Pada awal minggu lalu, harga Emas mencapai rekor tertinggi baru di $4.381 per troy ons. Sejak Selasa lalu, harga telah turun signifikan lagi, tetapi masih diperdagangkan 50% lebih tinggi dibandingkan awal tahun. Kenaikan harga terjadi dalam dua gelombang besar: antara Januari dan akhir April, Emas mencatatkan kenaikan sebesar 25%. Harga kemudian stabil di sekitar $3.300 per troy ons. Kenaikan terbaru dimulai pada akhir Agustus dan mencapai puncaknya hampir 30%, catat Kepala Riset Valas dan Komoditas Commerzbank, Thu Lan Nguyen.
Suku bunga riil tidak lagi menjadi penggerak yang menentukan
"Di masa lalu, prospek imbal hasil riil AS terbukti menjadi penggerak penting bagi harga Emas.

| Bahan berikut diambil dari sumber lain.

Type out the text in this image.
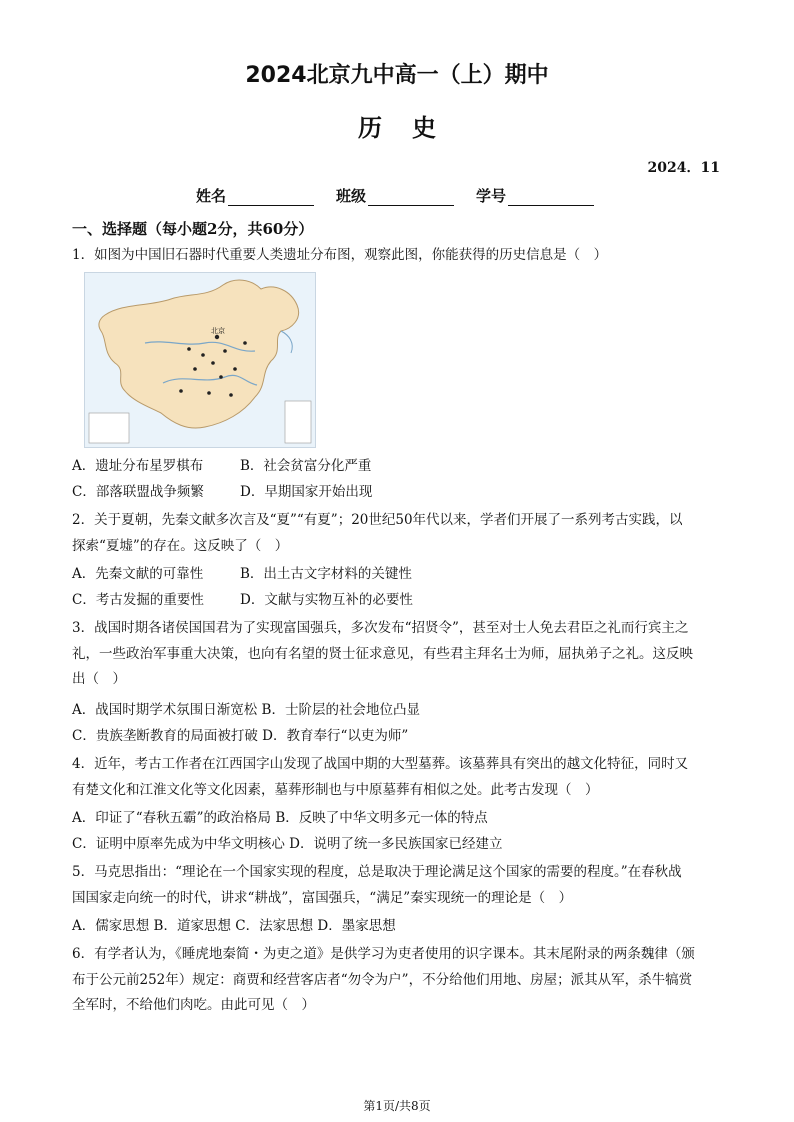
2024北京九中高一（上）期中
历史
2024．11
姓名	班级	学号
一、选择题（每小题2分，共60分）
1．如图为中国旧石器时代重要人类遗址分布图，观察此图，你能获得的历史信息是（　）
北京
A．遗址分布星罗棋布	B．社会贫富分化严重
C．部落联盟战争频繁	D．早期国家开始出现
2．关于夏朝，先秦文献多次言及“夏”“有夏”；20世纪50年代以来，学者们开展了一系列考古实践，以
探索“夏墟”的存在。这反映了（　）
A．先秦文献的可靠性	B．出土古文字材料的关键性
C．考古发掘的重要性	D．文献与实物互补的必要性
3．战国时期各诸侯国国君为了实现富国强兵，多次发布“招贤令”，甚至对士人免去君臣之礼而行宾主之
礼，一些政治军事重大决策，也向有名望的贤士征求意见，有些君主拜名士为师，屈执弟子之礼。这反映
出（　）
A．战国时期学术氛围日渐宽松 B．士阶层的社会地位凸显
C．贵族垄断教育的局面被打破 D．教育奉行“以吏为师”
4．近年，考古工作者在江西国字山发现了战国中期的大型墓葬。该墓葬具有突出的越文化特征，同时又
有楚文化和江淮文化等文化因素，墓葬形制也与中原墓葬有相似之处。此考古发现（　）
A．印证了“春秋五霸”的政治格局 B．反映了中华文明多元一体的特点
C．证明中原率先成为中华文明核心 D．说明了统一多民族国家已经建立
5．马克思指出：“理论在一个国家实现的程度，总是取决于理论满足这个国家的需要的程度。”在春秋战
国国家走向统一的时代，讲求“耕战”，富国强兵，“满足”秦实现统一的理论是（　）
A．儒家思想 B．道家思想 C．法家思想 D．墨家思想
6．有学者认为，《睡虎地秦简・为吏之道》是供学习为吏者使用的识字课本。其末尾附录的两条魏律（颁
布于公元前252年）规定：商贾和经营客店者“勿令为户”，不分给他们用地、房屋；派其从军，杀牛犒赏
全军时，不给他们肉吃。由此可见（　）
第1页/共8页
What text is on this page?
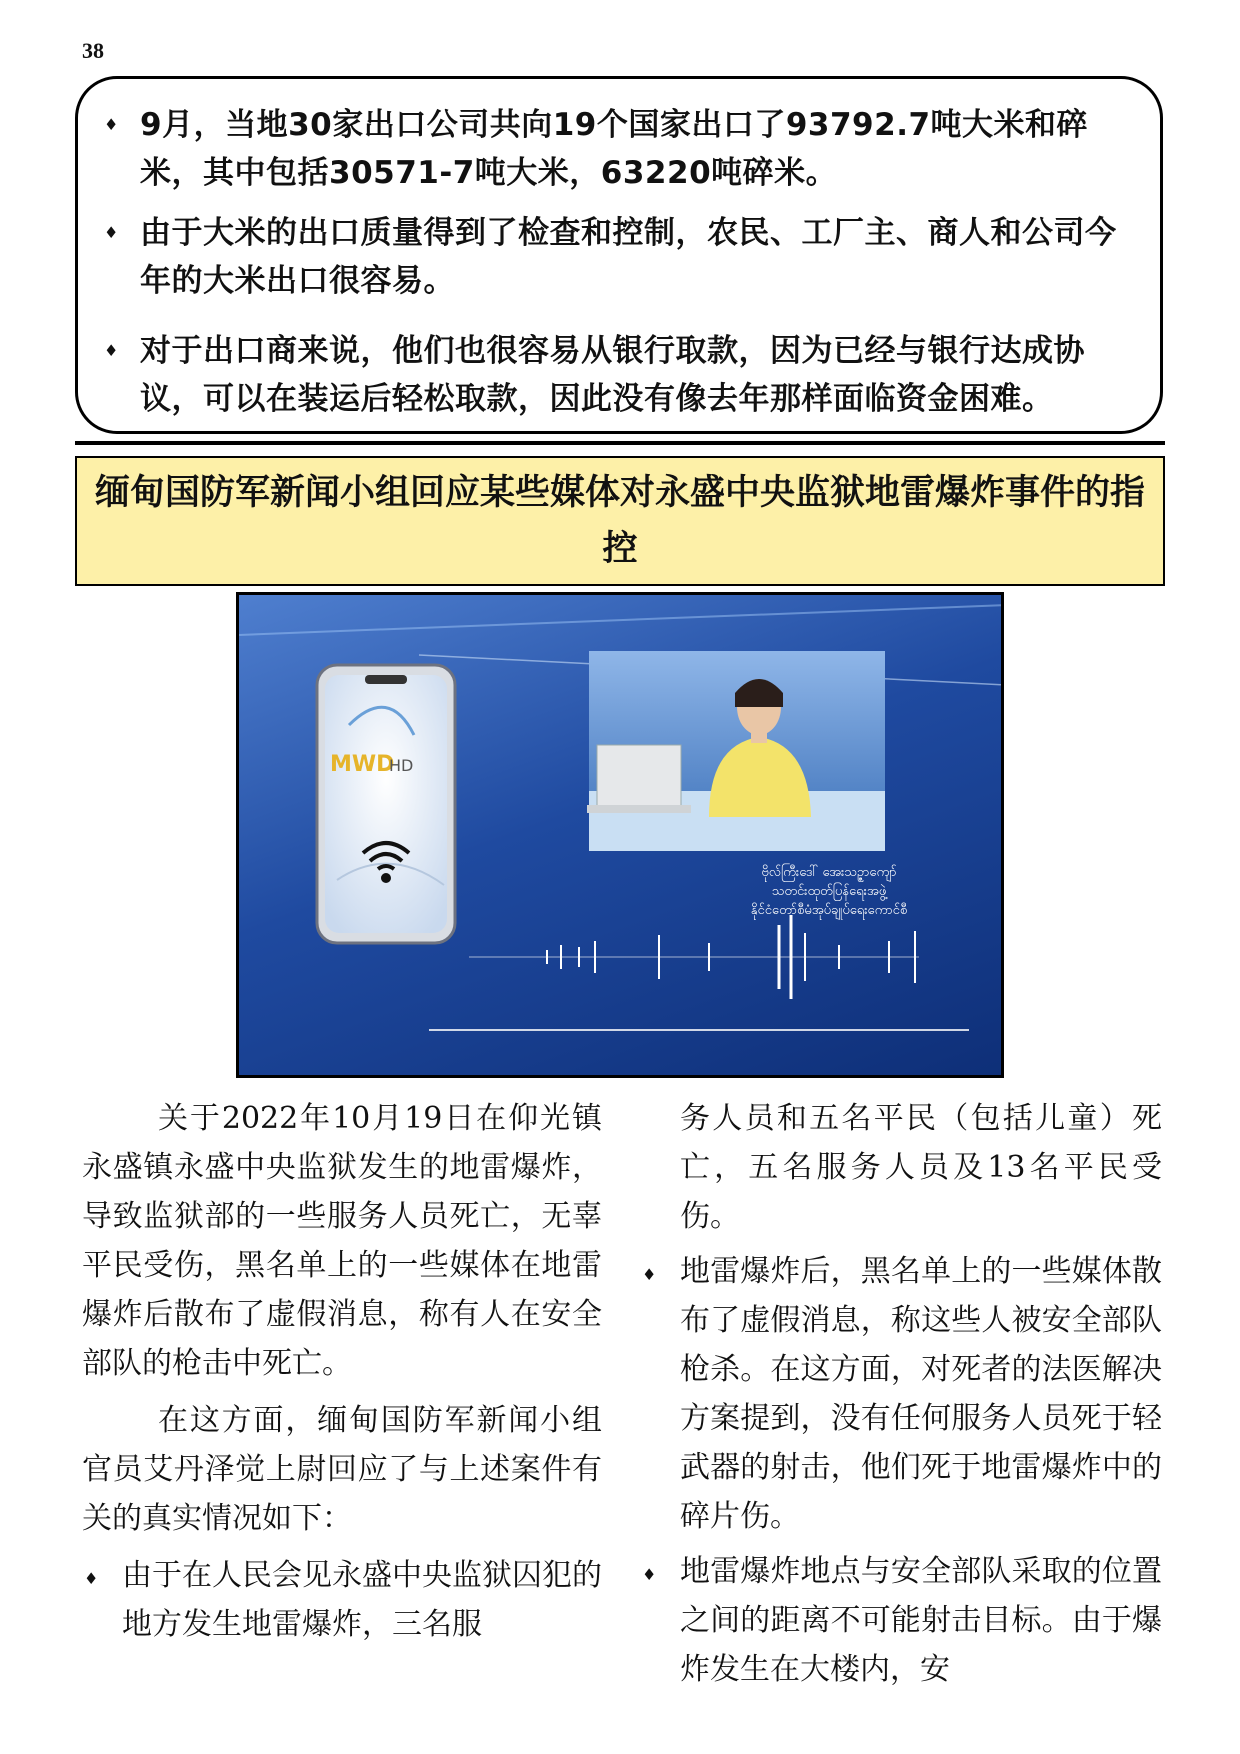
38
♦ 9月，当地30家出口公司共向19个国家出口了93792.7吨大米和碎米，其中包括30571-7吨大米，63220吨碎米。
♦ 由于大米的出口质量得到了检查和控制，农民、工厂主、商人和公司今年的大米出口很容易。
♦ 对于出口商来说，他们也很容易从银行取款，因为已经与银行达成协议，可以在装运后轻松取款，因此没有像去年那样面临资金困难。
缅甸国防军新闻小组回应某些媒体对永盛中央监狱地雷爆炸事件的指控
MWD
HD
ဗိုလ်ကြီးဒေါ် အေးသဉ္ဇာကျော်
သတင်းထုတ်ပြန်ရေးအဖွဲ့
နိုင်ငံတော်စီမံအုပ်ချုပ်ရေးကောင်စီ

关于2022年10月19日在仰光镇永盛镇永盛中央监狱发生的地雷爆炸，导致监狱部的一些服务人员死亡，无辜平民受伤，黑名单上的一些媒体在地雷爆炸后散布了虚假消息，称有人在安全部队的枪击中死亡。

在这方面，缅甸国防军新闻小组官员艾丹泽觉上尉回应了与上述案件有关的真实情况如下：

♦ 由于在人民会见永盛中央监狱囚犯的地方发生地雷爆炸，三名服

务人员和五名平民（包括儿童）死亡，五名服务人员及13名平民受伤。

♦ 地雷爆炸后，黑名单上的一些媒体散布了虚假消息，称这些人被安全部队枪杀。在这方面，对死者的法医解决方案提到，没有任何服务人员死于轻武器的射击，他们死于地雷爆炸中的碎片伤。

♦ 地雷爆炸地点与安全部队采取的位置之间的距离不可能射击目标。由于爆炸发生在大楼内，安
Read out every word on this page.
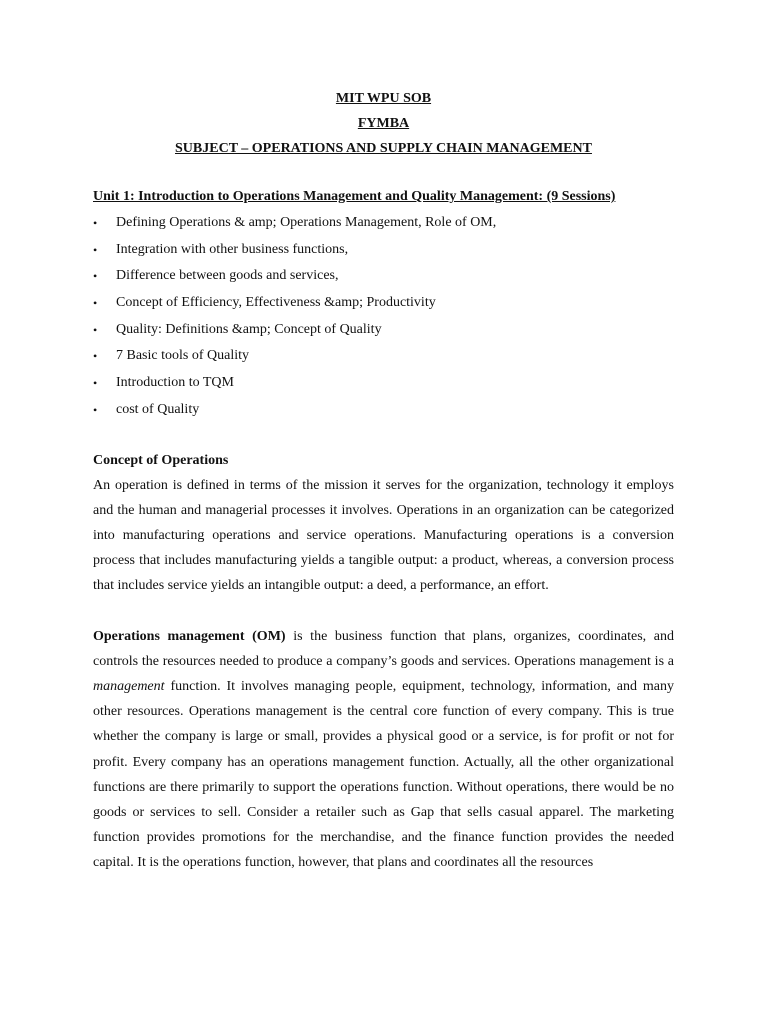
MIT WPU SOB

FYMBA

SUBJECT – OPERATIONS AND SUPPLY CHAIN MANAGEMENT

Unit 1: Introduction to Operations Management and Quality Management: (9 Sessions)

• Defining Operations & amp; Operations Management, Role of OM,
• Integration with other business functions,
• Difference between goods and services,
• Concept of Efficiency, Effectiveness &amp; Productivity
• Quality: Definitions &amp; Concept of Quality
• 7 Basic tools of Quality
• Introduction to TQM
• cost of Quality

Concept of Operations

An operation is defined in terms of the mission it serves for the organization, technology it employs and the human and managerial processes it involves. Operations in an organization can be categorized into manufacturing operations and service operations. Manufacturing operations is a conversion process that includes manufacturing yields a tangible output: a product, whereas, a conversion process that includes service yields an intangible output: a deed, a performance, an effort.

Operations management (OM) is the business function that plans, organizes, coordinates, and controls the resources needed to produce a company’s goods and services. Operations management is a management function. It involves managing people, equipment, technology, information, and many other resources. Operations management is the central core function of every company. This is true whether the company is large or small, provides a physical good or a service, is for profit or not for profit. Every company has an operations management function. Actually, all the other organizational functions are there primarily to support the operations function. Without operations, there would be no goods or services to sell. Consider a retailer such as Gap that sells casual apparel. The marketing function provides promotions for the merchandise, and the finance function provides the needed capital. It is the operations function, however, that plans and coordinates all the resources
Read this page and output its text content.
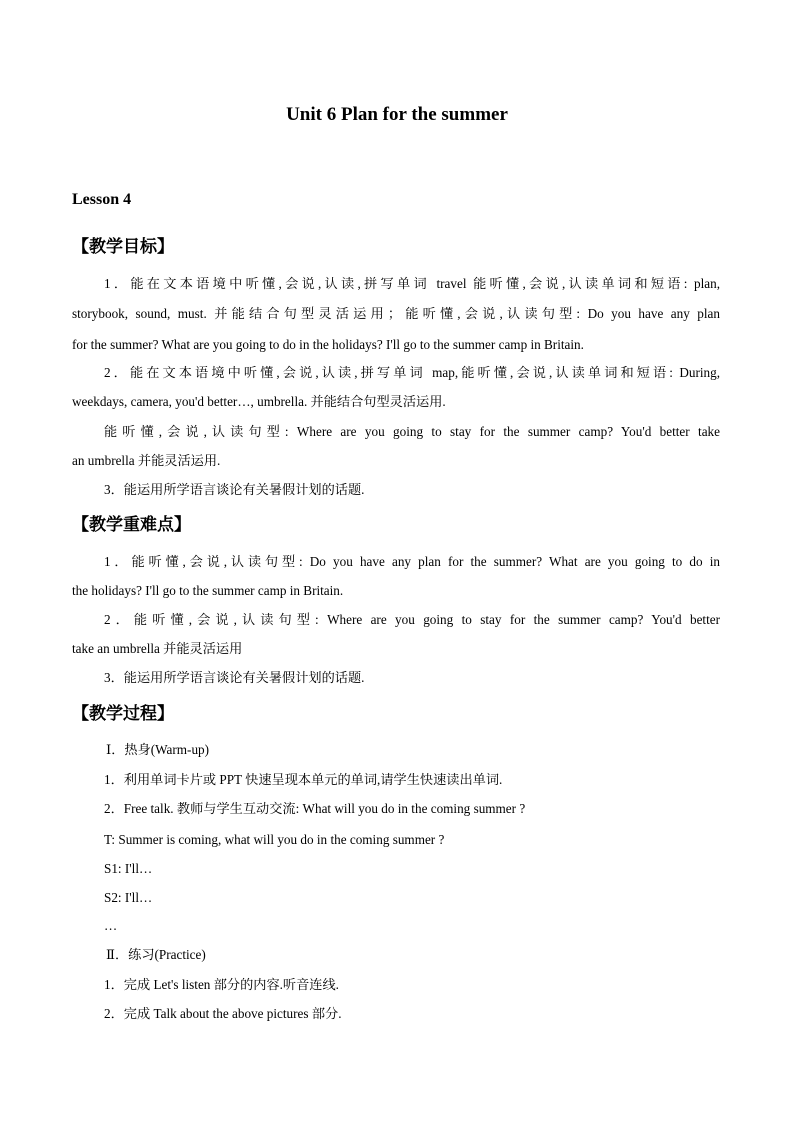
Unit 6 Plan for the summer
Lesson 4
【教学目标】
1．能在文本语境中听懂,会说,认读,拼写单词 travel 能听懂,会说,认读单词和短语: plan,
storybook, sound, must. 并能结合句型灵活运用；能听懂,会说,认读句型: Do you have any plan
for the summer? What are you going to do in the holidays? I'll go to the summer camp in Britain.
2．能在文本语境中听懂,会说,认读,拼写单词 map,能听懂,会说,认读单词和短语: During,
weekdays, camera, you'd better…, umbrella. 并能结合句型灵活运用.
能听懂,会说,认读句型: Where are you going to stay for the summer camp? You'd better take
an umbrella 并能灵活运用.
3．能运用所学语言谈论有关暑假计划的话题.
【教学重难点】
1．能听懂,会说,认读句型: Do you have any plan for the summer? What are you going to do in
the holidays? I'll go to the summer camp in Britain.
2．能听懂,会说,认读句型: Where are you going to stay for the summer camp? You'd better
take an umbrella 并能灵活运用
3．能运用所学语言谈论有关暑假计划的话题.
【教学过程】
Ⅰ．热身(Warm-up)
1．利用单词卡片或 PPT 快速呈现本单元的单词,请学生快速读出单词.
2．Free talk. 教师与学生互动交流: What will you do in the coming summer ?
T: Summer is coming, what will you do in the coming summer ?
S1: I'll…
S2: I'll…
…
Ⅱ．练习(Practice)
1．完成 Let's listen 部分的内容.听音连线.
2．完成 Talk about the above pictures 部分.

Karena Emas tidak memberikan imbal hasil tetapi dianggap ‘bebas risiko’, Emas terutama bersaing dengan investasi lain yang bebas risiko dan berbunga, terutama obligasi pemerintah AS. Jika suku bunga di AS naik dan dengan demikian imbal hasil (riil) meningkat, harga Emas biasanya turun karena investasi dalam logam mulia menjadi kurang menarik. Sebaliknya, jika suku bunga turun dan/atau inflasi naik, imbal hasil riil juga turun, sehingga investasi Emas menjadi lebih menarik lagi."
"Dalam beberapa tahun terakhir, hingga sekitar pertengahan 2023, perkembangan harga Emas dapat dijelaskan dengan cukup baik oleh ekspektasi pasar terhadap imbal hasil riil AS. Namun, sejak saat itu, hubungan ini tampaknya telah terputus. Imbal hasil riil telah meningkat signifikan, yang seharusnya membebani Emas. Sebaliknya, logam mulia ini menjadi jauh lebih mahal. Sejak awal September, imbal hasil riil sedikit turun lagi dan harga Emas naik. Namun, penurunan imbal hasil tidak sedalam itu untuk menjelaskan besarnya kenaikan harga Emas dengan sendirinya. Oleh karena itu, faktor lain tampaknya mendorong permintaan untuk Emas."